Forest Service case summaries are here: Litigation Weekly October 9 2020 EMAIL
Links below are to court documents related to each case.
COURT DECISIONS
On October 2, 2020 the District Court of Colorado issued an order allowing a mining company to continue its operations using new roads constructed into a designated roadless area to the West Elk Mine on the Grand Mesa, Uncompahgre and Gunnison National Forests. Road construction in the Sunset Roadless Area was allowed under a lease pursuant to an exception to the Colorado roadless rule, but that exception was subsequently reversed by the 10th Circuit Court of Appeals. On remand, the district court did not vacate the lease.
(BLOGGER’S UPDATE: On October 9, the 10th Circuit Court of Appeals temporarily barred further surface disturbance by the West Elk Mine so it can consider the legality of that activity. The complicated history of the exception and this case is included in the Forest Service summary.)

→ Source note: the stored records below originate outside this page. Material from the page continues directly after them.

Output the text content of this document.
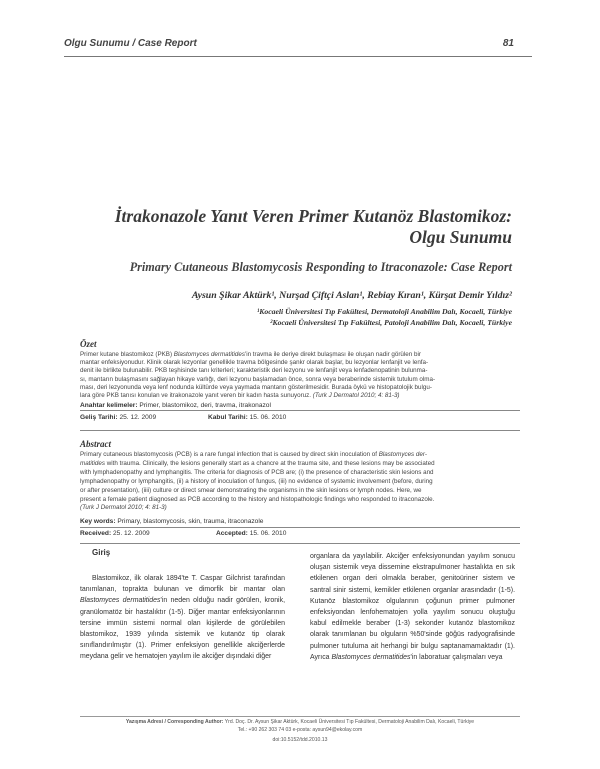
Olgu Sunumu / Case Report	81
İtrakonazole Yanıt Veren Primer Kutanöz Blastomikoz:
Olgu Sunumu
Primary Cutaneous Blastomycosis Responding to Itraconazole: Case Report
Aysun Şikar Aktürk¹, Nurşad Çiftçi Aslan¹, Rebiay Kıran¹, Kürşat Demir Yıldız²
¹Kocaeli Üniversitesi Tıp Fakültesi, Dermatoloji Anabilim Dalı, Kocaeli, Türkiye
²Kocaeli Üniversitesi Tıp Fakültesi, Patoloji Anabilim Dalı, Kocaeli, Türkiye
Özet
Primer kutane blastomikoz (PKB) Blastomyces dermatitides'in travma ile deriye direkt bulaşması ile oluşan nadir görülen bir
mantar enfeksiyonudur. Klinik olarak lezyonlar genellikle travma bölgesinde şankr olarak başlar, bu lezyonlar lenfanjit ve lenfa-
denit ile birlikte bulunabilir. PKB teşhisinde tanı kriterleri; karakteristik deri lezyonu ve lenfanjit veya lenfadenopatinin bulunma-
sı, mantarın bulaşmasını sağlayan hikaye varlığı, deri lezyonu başlamadan önce, sonra veya beraberinde sistemik tutulum olma-
ması, deri lezyonunda veya lenf nodunda kültürde veya yaymada mantarın gösterilmesidir. Burada öykü ve histopatolojik bulgu-
lara göre PKB tanısı konulan ve itrakonazole yanıt veren bir kadın hasta sunuyoruz. (Turk J Dermatol 2010; 4: 81-3)
Anahtar kelimeler: Primer, blastomikoz, deri, travma, itrakonazol
Geliş Tarihi: 25. 12. 2009	Kabul Tarihi: 15. 06. 2010
Abstract
Primary cutaneous blastomycosis (PCB) is a rare fungal infection that is caused by direct skin inoculation of Blastomyces der-
matitides with trauma. Clinically, the lesions generally start as a chancre at the trauma site, and these lesions may be associated
with lymphadenopathy and lymphangitis. The criteria for diagnosis of PCB are; (i) the presence of characteristic skin lesions and
lymphadenopathy or lymphangitis, (ii) a history of inoculation of fungus, (iii) no evidence of systemic involvement (before, during
or after presentation), (iiii) culture or direct smear demonstrating the organisms in the skin lesions or lymph nodes. Here, we
present a female patient diagnosed as PCB according to the history and histopathologic findings who responded to itraconazole.
(Turk J Dermatol 2010; 4: 81-3)
Key words: Primary, blastomycosis, skin, trauma, itraconazole
Received: 25. 12. 2009	Accepted: 15. 06. 2010
Giriş

Blastomikoz, ilk olarak 1894'te T. Caspar Gilchrist tarafından tanımlanan, toprakta bulunan ve dimorfik bir mantar olan Blastomyces dermatitides'in neden olduğu nadir görülen, kronik, granülomatöz bir hastalıktır (1-5). Diğer mantar enfeksiyonlarının tersine immün sistemi normal olan kişilerde de görülebilen blastomikoz, 1939 yılında sistemik ve kutanöz tip olarak sınıflandırılmıştır (1). Primer enfeksiyon genellikle akciğerlerde meydana gelir ve hematojen yayılım ile akciğer dışındaki diğer

organlara da yayılabilir. Akciğer enfeksiyonundan yayılım sonucu oluşan sistemik veya dissemine ekstrapulmoner hastalıkta en sık etkilenen organ deri olmakla beraber, genitoüriner sistem ve santral sinir sistemi, kemikler etkilenen organlar arasındadır (1-5). Kutanöz blastomikoz olgularının çoğunun primer pulmoner enfeksiyondan lenfohematojen yolla yayılım sonucu oluştuğu kabul edilmekle beraber (1-3) sekonder kutanöz blastomikoz olarak tanımlanan bu olguların %50'sinde göğüs radyografisinde pulmoner tutuluma ait herhangi bir bulgu saptanamamaktadır (1). Ayrıca Blastomyces dermatitides'in laboratuar çalışmaları veya

Yazışma Adresi / Corresponding Author: Yrd. Doç. Dr. Aysun Şikar Aktürk, Kocaeli Üniversitesi Tıp Fakültesi, Dermatoloji Anabilim Dalı, Kocaeli, Türkiye
Tel.: +90 262 303 74 03 e-posta: aysun94@ekolay.com
doi:10.5152/tdd.2010.13
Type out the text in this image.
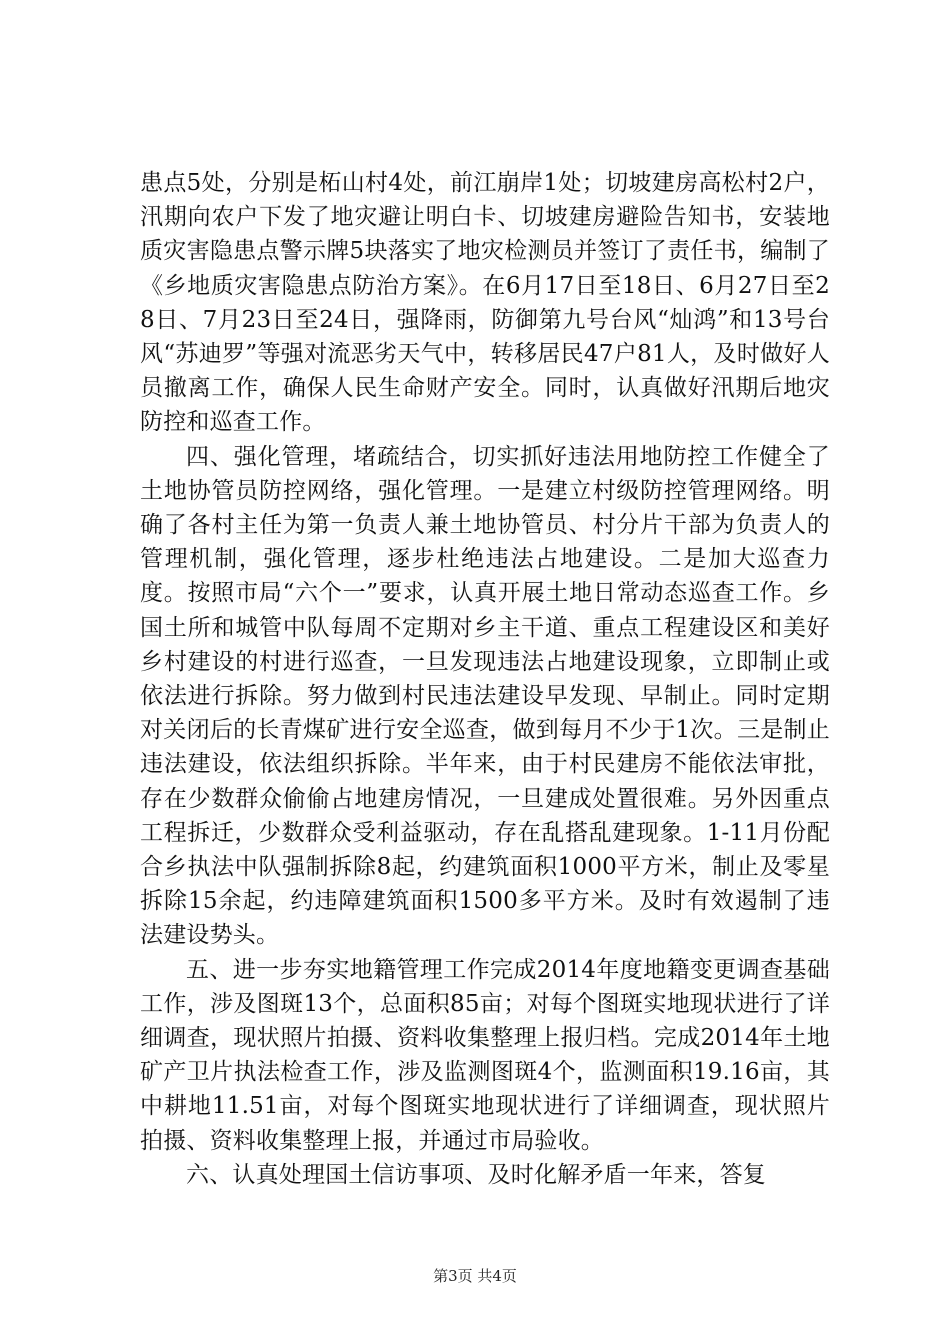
患点5处，分别是柘山村4处，前江崩岸1处；切坡建房高松村2户，汛期向农户下发了地灾避让明白卡、切坡建房避险告知书，安装地质灾害隐患点警示牌5块落实了地灾检测员并签订了责任书，编制了《乡地质灾害隐患点防治方案》。在6月17日至18日、6月27日至28日、7月23日至24日，强降雨，防御第九号台风“灿鸿”和13号台风“苏迪罗”等强对流恶劣天气中，转移居民47户81人，及时做好人员撤离工作，确保人民生命财产安全。同时，认真做好汛期后地灾防控和巡查工作。

四、强化管理，堵疏结合，切实抓好违法用地防控工作健全了土地协管员防控网络，强化管理。一是建立村级防控管理网络。明确了各村主任为第一负责人兼土地协管员、村分片干部为负责人的管理机制，强化管理，逐步杜绝违法占地建设。二是加大巡查力度。按照市局“六个一”要求，认真开展土地日常动态巡查工作。乡国土所和城管中队每周不定期对乡主干道、重点工程建设区和美好乡村建设的村进行巡查，一旦发现违法占地建设现象，立即制止或依法进行拆除。努力做到村民违法建设早发现、早制止。同时定期对关闭后的长青煤矿进行安全巡查，做到每月不少于1次。三是制止违法建设，依法组织拆除。半年来，由于村民建房不能依法审批，存在少数群众偷偷占地建房情况，一旦建成处置很难。另外因重点工程拆迁，少数群众受利益驱动，存在乱搭乱建现象。1-11月份配合乡执法中队强制拆除8起，约建筑面积1000平方米，制止及零星拆除15余起，约违障建筑面积1500多平方米。及时有效遏制了违法建设势头。

五、进一步夯实地籍管理工作完成2014年度地籍变更调查基础工作，涉及图斑13个，总面积85亩；对每个图斑实地现状进行了详细调查，现状照片拍摄、资料收集整理上报归档。完成2014年土地矿产卫片执法检查工作，涉及监测图斑4个，监测面积19.16亩，其中耕地11.51亩，对每个图斑实地现状进行了详细调查，现状照片拍摄、资料收集整理上报，并通过市局验收。

六、认真处理国土信访事项、及时化解矛盾一年来，答复

第3页 共4页
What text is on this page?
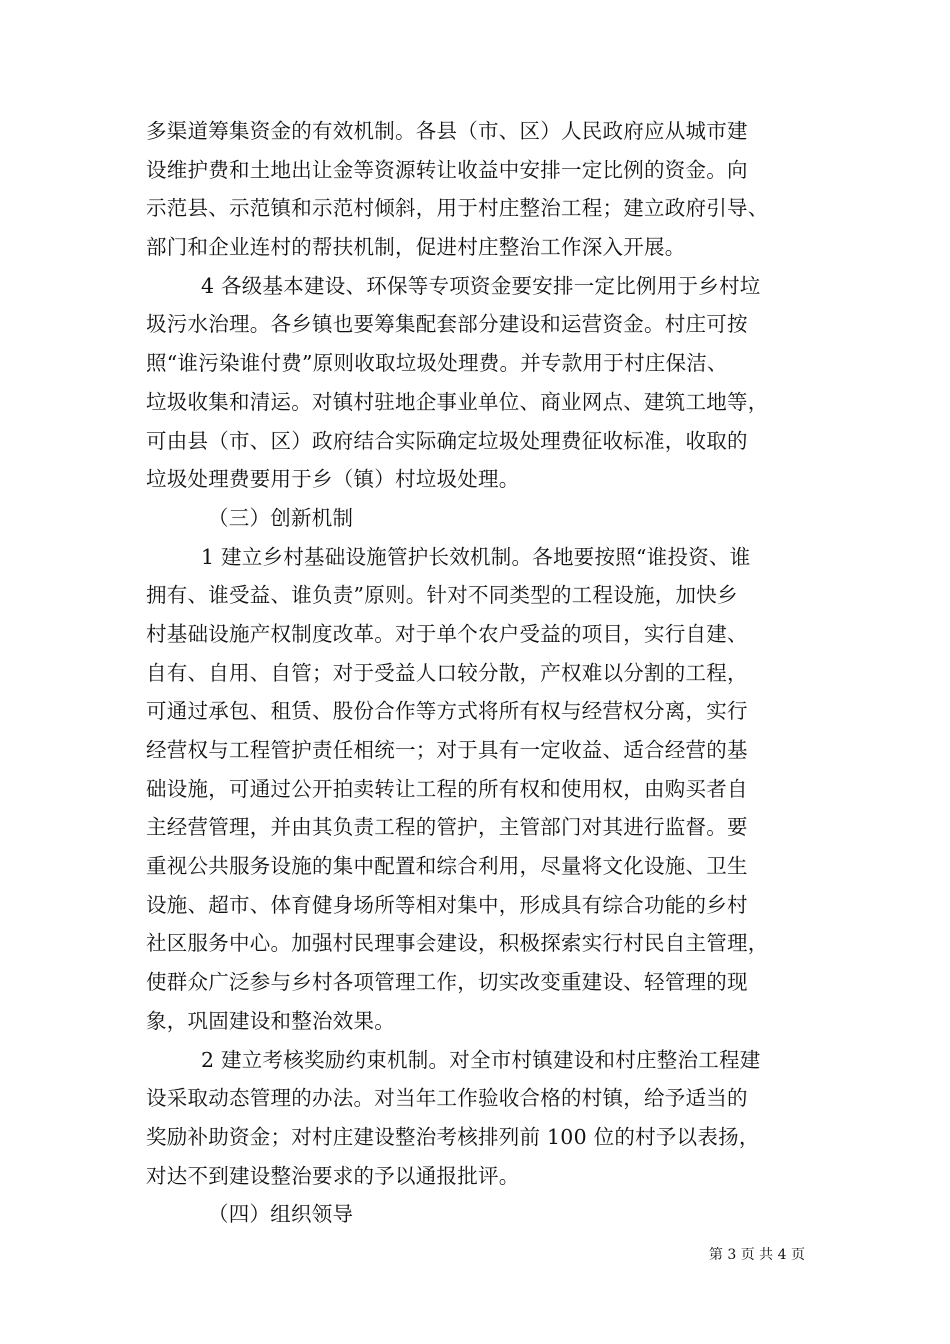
多渠道筹集资金的有效机制。各县（市、区）人民政府应从城市建
设维护费和土地出让金等资源转让收益中安排一定比例的资金。向
示范县、示范镇和示范村倾斜，用于村庄整治工程；建立政府引导、
部门和企业连村的帮扶机制，促进村庄整治工作深入开展。
4 各级基本建设、环保等专项资金要安排一定比例用于乡村垃
圾污水治理。各乡镇也要筹集配套部分建设和运营资金。村庄可按
照“谁污染谁付费”原则收取垃圾处理费。并专款用于村庄保洁、
垃圾收集和清运。对镇村驻地企事业单位、商业网点、建筑工地等，
可由县（市、区）政府结合实际确定垃圾处理费征收标准，收取的
垃圾处理费要用于乡（镇）村垃圾处理。
（三）创新机制
1 建立乡村基础设施管护长效机制。各地要按照“谁投资、谁
拥有、谁受益、谁负责”原则。针对不同类型的工程设施，加快乡
村基础设施产权制度改革。对于单个农户受益的项目，实行自建、
自有、自用、自管；对于受益人口较分散，产权难以分割的工程，
可通过承包、租赁、股份合作等方式将所有权与经营权分离，实行
经营权与工程管护责任相统一；对于具有一定收益、适合经营的基
础设施，可通过公开拍卖转让工程的所有权和使用权，由购买者自
主经营管理，并由其负责工程的管护，主管部门对其进行监督。要
重视公共服务设施的集中配置和综合利用，尽量将文化设施、卫生
设施、超市、体育健身场所等相对集中，形成具有综合功能的乡村
社区服务中心。加强村民理事会建设，积极探索实行村民自主管理，
使群众广泛参与乡村各项管理工作，切实改变重建设、轻管理的现
象，巩固建设和整治效果。
2 建立考核奖励约束机制。对全市村镇建设和村庄整治工程建
设采取动态管理的办法。对当年工作验收合格的村镇，给予适当的
奖励补助资金；对村庄建设整治考核排列前 100 位的村予以表扬，
对达不到建设整治要求的予以通报批评。
（四）组织领导
第 3 页 共 4 页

On September 29, 2020 the District Court of Montana issued a decision allowing the Darby Lumber Lands Phase II Project on the Bitterroot National Forest to proceed. The court also upheld a project-specific forest plan amendment to “suspend” an elk habitat effectiveness standard. While the court invalidated the Forest’s reference to a minimum road system under the Travel Management Rule because the forest-wide Travel Management Plan did not properly establish that, the court did not find that to be a reason to vacate the Project decision.
Van McGibney, et al., v. Missouri Department of Natural Resources
On September 24, 2020 the Circuit Court of Oregon County Missouri determined that lands acquired by the state can’t be used as a park because of restrictions in the federal Wild and Scenic Rivers easement, so the state must divest its ownership. The lands are located near the Mark Twain National Forest. Plaintiffs also owned land subject to the easement. (Local reporting here and a viewpoint here: “… the Judge reasoned that without unfettered public use of the land, it could not be a park. This defies both common conservation practices and common sense.”)
What’s strikes me about the current status is that the idea is that if the FS didn’t look at an alternative that leaves out a different area (a procedural question about what alternatives “need to be” considered) that the rest of the decision shouldn’t go forward. It seems well.. kind of… arbitrary.
You probably know the ins and outs of this better than I do. What I read is that if development of the Sunset roadless area occurs, it would preclude adopting an alternative roadless rule that would have protected this area.